The R function ppois() returns probabilities for Poisson distributions. If we want the probability of seeing at least 9 infections using a lambda value of 5 and lower.tail=FALSE. As when we used pbinom we have to use 9 as the argument since we’re looking for a probability of a value greater than the argument.

ppois(9,5,lower.tail=FALSE)

## [1] 0.03182806

#[1] 0.03182806

A probability of about .03 is returned, so we reject the infection rate hypothesized by H_0 since the data favors H_a, indicating that the infection rate is much higher than the expected value of H_0.

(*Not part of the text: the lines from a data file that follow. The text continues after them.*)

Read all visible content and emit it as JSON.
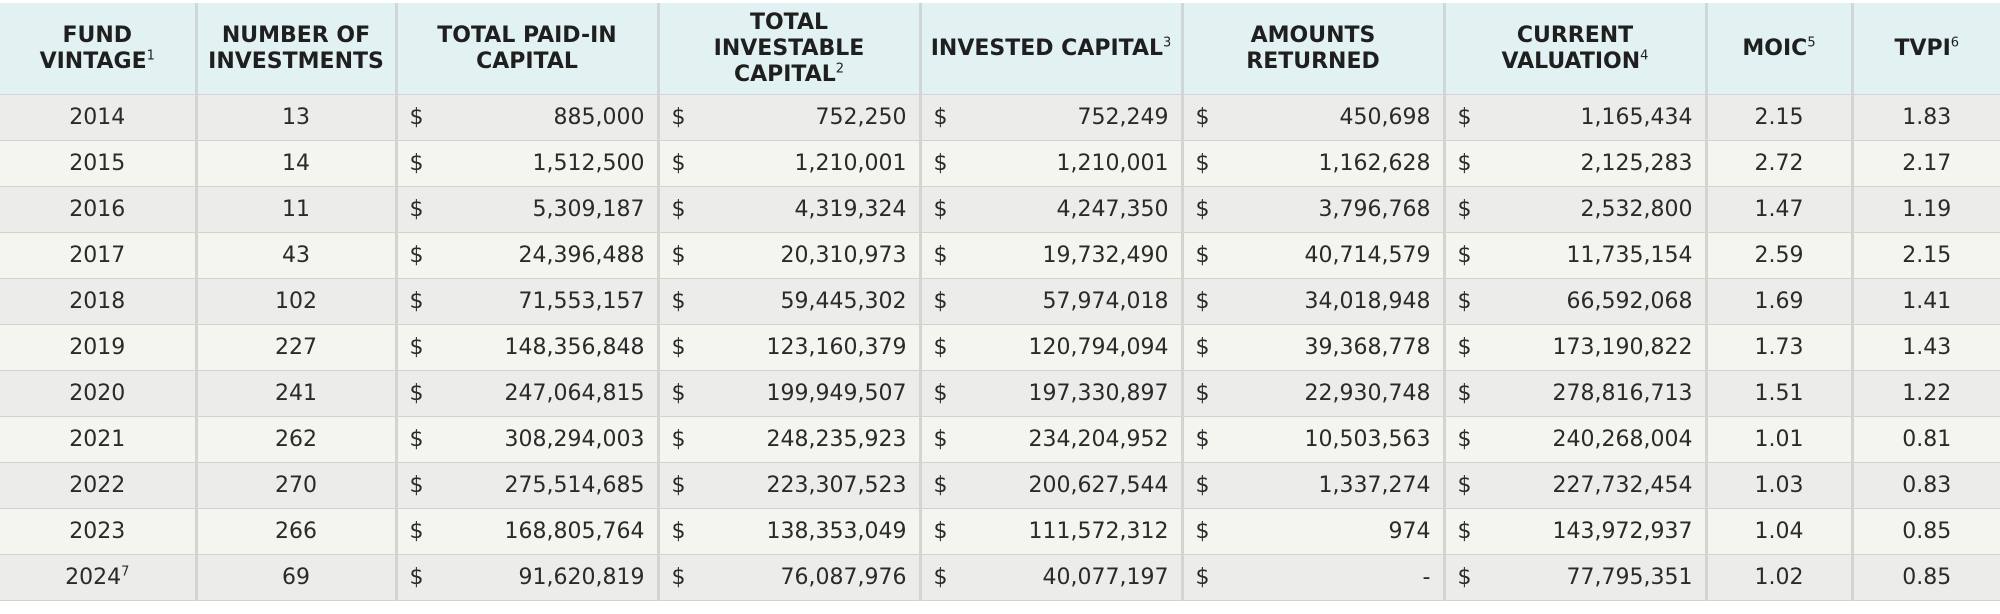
{
  "headers": [
    {
      "label": "FUND VINTAGE",
      "sup": "1"
    },
    {
      "label": "NUMBER OF INVESTMENTS",
      "sup": ""
    },
    {
      "label": "TOTAL PAID-IN CAPITAL",
      "sup": ""
    },
    {
      "label": "TOTAL INVESTABLE CAPITAL",
      "sup": "2"
    },
    {
      "label": "INVESTED CAPITAL",
      "sup": "3"
    },
    {
      "label": "AMOUNTS RETURNED",
      "sup": ""
    },
    {
      "label": "CURRENT VALUATION",
      "sup": "4"
    },
    {
      "label": "MOIC",
      "sup": "5"
    },
    {
      "label": "TVPI",
      "sup": "6"
    }
  ],
  "currency_symbol": "$",
  "rows": [
    {
      "vintage": "2014",
      "vintage_sup": "",
      "investments": "13",
      "paid_in": "885,000",
      "investable": "752,250",
      "invested": "752,249",
      "returned": "450,698",
      "valuation": "1,165,434",
      "moic": "2.15",
      "tvpi": "1.83"
    },
    {
      "vintage": "2015",
      "vintage_sup": "",
      "investments": "14",
      "paid_in": "1,512,500",
      "investable": "1,210,001",
      "invested": "1,210,001",
      "returned": "1,162,628",
      "valuation": "2,125,283",
      "moic": "2.72",
      "tvpi": "2.17"
    },
    {
      "vintage": "2016",
      "vintage_sup": "",
      "investments": "11",
      "paid_in": "5,309,187",
      "investable": "4,319,324",
      "invested": "4,247,350",
      "returned": "3,796,768",
      "valuation": "2,532,800",
      "moic": "1.47",
      "tvpi": "1.19"
    },
    {
      "vintage": "2017",
      "vintage_sup": "",
      "investments": "43",
      "paid_in": "24,396,488",
      "investable": "20,310,973",
      "invested": "19,732,490",
      "returned": "40,714,579",
      "valuation": "11,735,154",
      "moic": "2.59",
      "tvpi": "2.15"
    },
    {
      "vintage": "2018",
      "vintage_sup": "",
      "investments": "102",
      "paid_in": "71,553,157",
      "investable": "59,445,302",
      "invested": "57,974,018",
      "returned": "34,018,948",
      "valuation": "66,592,068",
      "moic": "1.69",
      "tvpi": "1.41"
    },
    {
      "vintage": "2019",
      "vintage_sup": "",
      "investments": "227",
      "paid_in": "148,356,848",
      "investable": "123,160,379",
      "invested": "120,794,094",
      "returned": "39,368,778",
      "valuation": "173,190,822",
      "moic": "1.73",
      "tvpi": "1.43"
    },
    {
      "vintage": "2020",
      "vintage_sup": "",
      "investments": "241",
      "paid_in": "247,064,815",
      "investable": "199,949,507",
      "invested": "197,330,897",
      "returned": "22,930,748",
      "valuation": "278,816,713",
      "moic": "1.51",
      "tvpi": "1.22"
    },
    {
      "vintage": "2021",
      "vintage_sup": "",
      "investments": "262",
      "paid_in": "308,294,003",
      "investable": "248,235,923",
      "invested": "234,204,952",
      "returned": "10,503,563",
      "valuation": "240,268,004",
      "moic": "1.01",
      "tvpi": "0.81"
    },
    {
      "vintage": "2022",
      "vintage_sup": "",
      "investments": "270",
      "paid_in": "275,514,685",
      "investable": "223,307,523",
      "invested": "200,627,544",
      "returned": "1,337,274",
      "valuation": "227,732,454",
      "moic": "1.03",
      "tvpi": "0.83"
    },
    {
      "vintage": "2023",
      "vintage_sup": "",
      "investments": "266",
      "paid_in": "168,805,764",
      "investable": "138,353,049",
      "invested": "111,572,312",
      "returned": "974",
      "valuation": "143,972,937",
      "moic": "1.04",
      "tvpi": "0.85"
    },
    {
      "vintage": "2024",
      "vintage_sup": "7",
      "investments": "69",
      "paid_in": "91,620,819",
      "investable": "76,087,976",
      "invested": "40,077,197",
      "returned": "-",
      "valuation": "77,795,351",
      "moic": "1.02",
      "tvpi": "0.85"
    }
  ]
}
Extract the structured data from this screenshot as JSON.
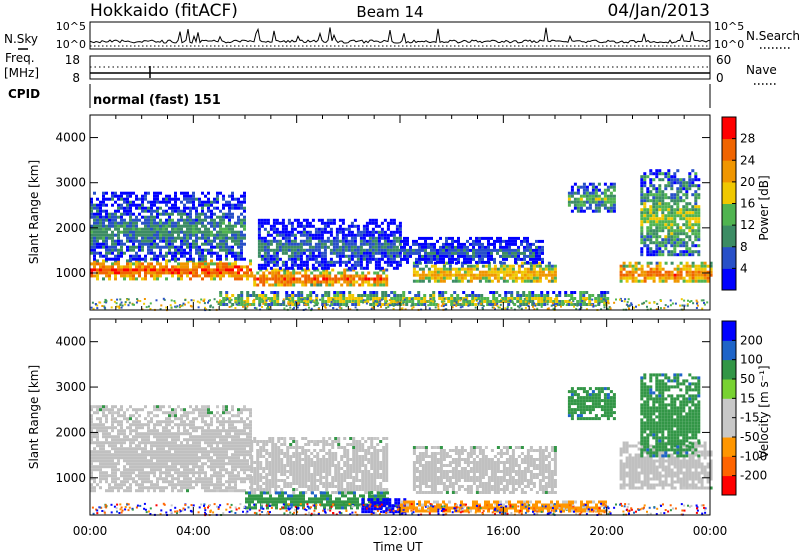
{
  "header": {
    "radar": "Hokkaido (fitACF)",
    "beam": "Beam 14",
    "date": "04/Jan/2013"
  },
  "panels": {
    "nsky": {
      "left_label": "N.Sky",
      "right_label": "N.Search",
      "left_ticks": [
        "10^5",
        "10^0"
      ],
      "right_ticks": [
        "10^5",
        "10^0"
      ]
    },
    "freq": {
      "left_label_1": "Freq.",
      "left_label_2": "[MHz]",
      "right_label": "Nave",
      "left_ticks": [
        "18",
        "8"
      ],
      "right_ticks": [
        "60",
        "0"
      ]
    },
    "cpid": {
      "label": "CPID",
      "value": "normal (fast) 151"
    }
  },
  "colors": {
    "power": [
      "#0000ff",
      "#2850c8",
      "#3c8c64",
      "#50b450",
      "#f0c800",
      "#f09600",
      "#f06400",
      "#ff0000"
    ],
    "velocity": [
      "#ff0000",
      "#ff6400",
      "#ff9600",
      "#c8c8c8",
      "#c8c8c8",
      "#78d232",
      "#329646",
      "#1e64c8",
      "#0000ff"
    ],
    "ground_scatter": "#c0c0c0"
  },
  "chart_data": [
    {
      "type": "heatmap",
      "title": "",
      "xlabel": "",
      "ylabel": "Slant Range [km]",
      "xlim": [
        0,
        24
      ],
      "ylim": [
        180,
        4500
      ],
      "x_ticks": [],
      "y_ticks": [
        "4000",
        "3000",
        "2000",
        "1000"
      ],
      "y_tick_values": [
        4000,
        3000,
        2000,
        1000
      ],
      "colorbar": {
        "label": "Power [dB]",
        "ticks": [
          "28",
          "24",
          "20",
          "16",
          "12",
          "8",
          "4"
        ],
        "tick_values": [
          28,
          24,
          20,
          16,
          12,
          8,
          4
        ],
        "range": [
          0,
          32
        ]
      },
      "features": [
        {
          "t0": 0.0,
          "t1": 6.2,
          "r0": 900,
          "r1": 1300,
          "power": 28
        },
        {
          "t0": 0.0,
          "t1": 6.0,
          "r0": 1300,
          "r1": 2800,
          "power": 11
        },
        {
          "t0": 6.2,
          "t1": 11.5,
          "r0": 750,
          "r1": 1100,
          "power": 27
        },
        {
          "t0": 6.5,
          "t1": 12.0,
          "r0": 1100,
          "r1": 2200,
          "power": 9
        },
        {
          "t0": 12.5,
          "t1": 18.0,
          "r0": 800,
          "r1": 1250,
          "power": 22
        },
        {
          "t0": 12.0,
          "t1": 17.5,
          "r0": 1250,
          "r1": 1800,
          "power": 8
        },
        {
          "t0": 18.5,
          "t1": 20.3,
          "r0": 2400,
          "r1": 3000,
          "power": 14
        },
        {
          "t0": 20.5,
          "t1": 24.0,
          "r0": 800,
          "r1": 1250,
          "power": 26
        },
        {
          "t0": 21.3,
          "t1": 23.6,
          "r0": 1400,
          "r1": 3300,
          "power": 16
        },
        {
          "t0": 5.0,
          "t1": 20.0,
          "r0": 300,
          "r1": 600,
          "power": 18
        }
      ]
    },
    {
      "type": "heatmap",
      "title": "",
      "xlabel": "Time UT",
      "ylabel": "Slant Range [km]",
      "xlim": [
        0,
        24
      ],
      "ylim": [
        180,
        4500
      ],
      "x_ticks": [
        "00:00",
        "04:00",
        "08:00",
        "12:00",
        "16:00",
        "20:00",
        "00:00"
      ],
      "x_tick_values": [
        0,
        4,
        8,
        12,
        16,
        20,
        24
      ],
      "y_ticks": [
        "4000",
        "3000",
        "2000",
        "1000"
      ],
      "y_tick_values": [
        4000,
        3000,
        2000,
        1000
      ],
      "colorbar": {
        "label": "Velocity [m s⁻¹]",
        "ticks": [
          "200",
          "100",
          "50",
          "15",
          "-15",
          "-50",
          "-100",
          "-200"
        ],
        "tick_values": [
          200,
          100,
          50,
          15,
          -15,
          -50,
          -100,
          -200
        ],
        "range": [
          -300,
          300
        ]
      },
      "features": [
        {
          "t0": 0.0,
          "t1": 6.2,
          "r0": 700,
          "r1": 2600,
          "velocity": 0
        },
        {
          "t0": 6.2,
          "t1": 11.5,
          "r0": 700,
          "r1": 1900,
          "velocity": 0
        },
        {
          "t0": 12.5,
          "t1": 18.0,
          "r0": 700,
          "r1": 1700,
          "velocity": 0
        },
        {
          "t0": 20.5,
          "t1": 24.0,
          "r0": 800,
          "r1": 1800,
          "velocity": 0
        },
        {
          "t0": 18.5,
          "t1": 20.3,
          "r0": 2300,
          "r1": 3000,
          "velocity": 40
        },
        {
          "t0": 21.3,
          "t1": 23.6,
          "r0": 1500,
          "r1": 3300,
          "velocity": 40
        },
        {
          "t0": 6.0,
          "t1": 11.5,
          "r0": 350,
          "r1": 700,
          "velocity": 40
        },
        {
          "t0": 10.5,
          "t1": 12.2,
          "r0": 220,
          "r1": 550,
          "velocity": 200
        },
        {
          "t0": 12.0,
          "t1": 20.0,
          "r0": 250,
          "r1": 500,
          "velocity": -60
        }
      ]
    }
  ]
}
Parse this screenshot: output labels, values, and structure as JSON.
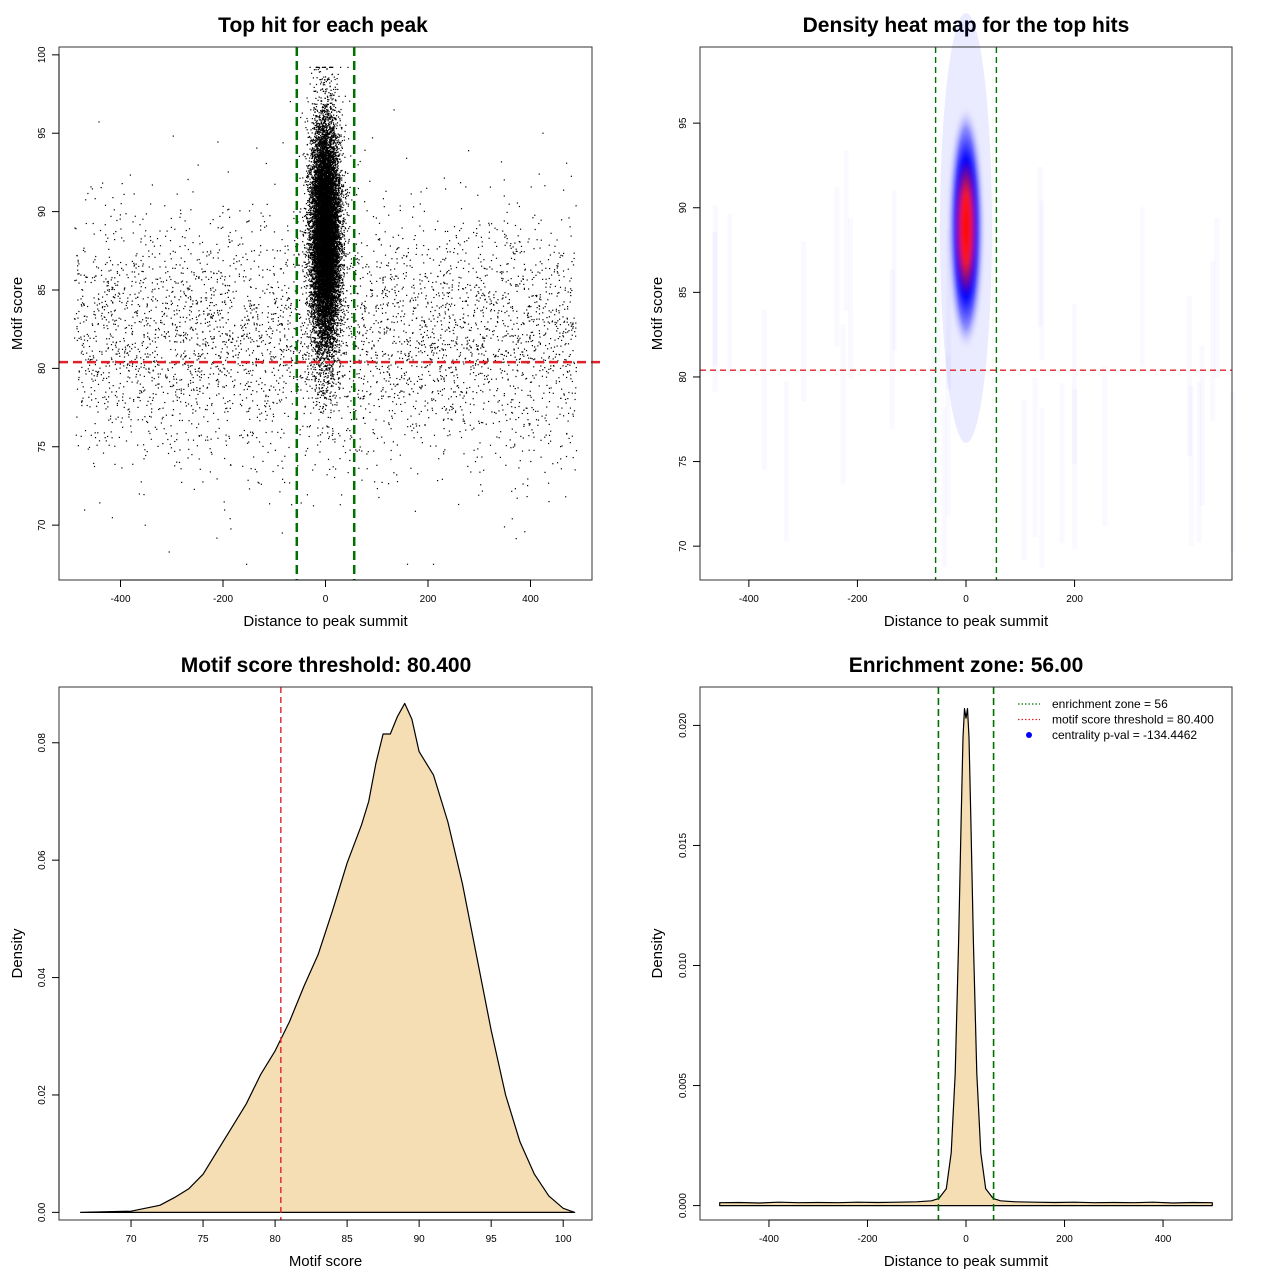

P-values are a convenient way to communicate the results of a hypothesis test.

You calculate a p value by calculating the probability of obtaining data as or more extreme than you actually obtained in favor of the alternative, where the probability calculation is done under the null. When communicating a P-value, the reader can perform the test at whatever Type I error rate that they would like. Just compare the P-value to the desired Type I error rate and if the `-value is smaller, reject the null hypothesis.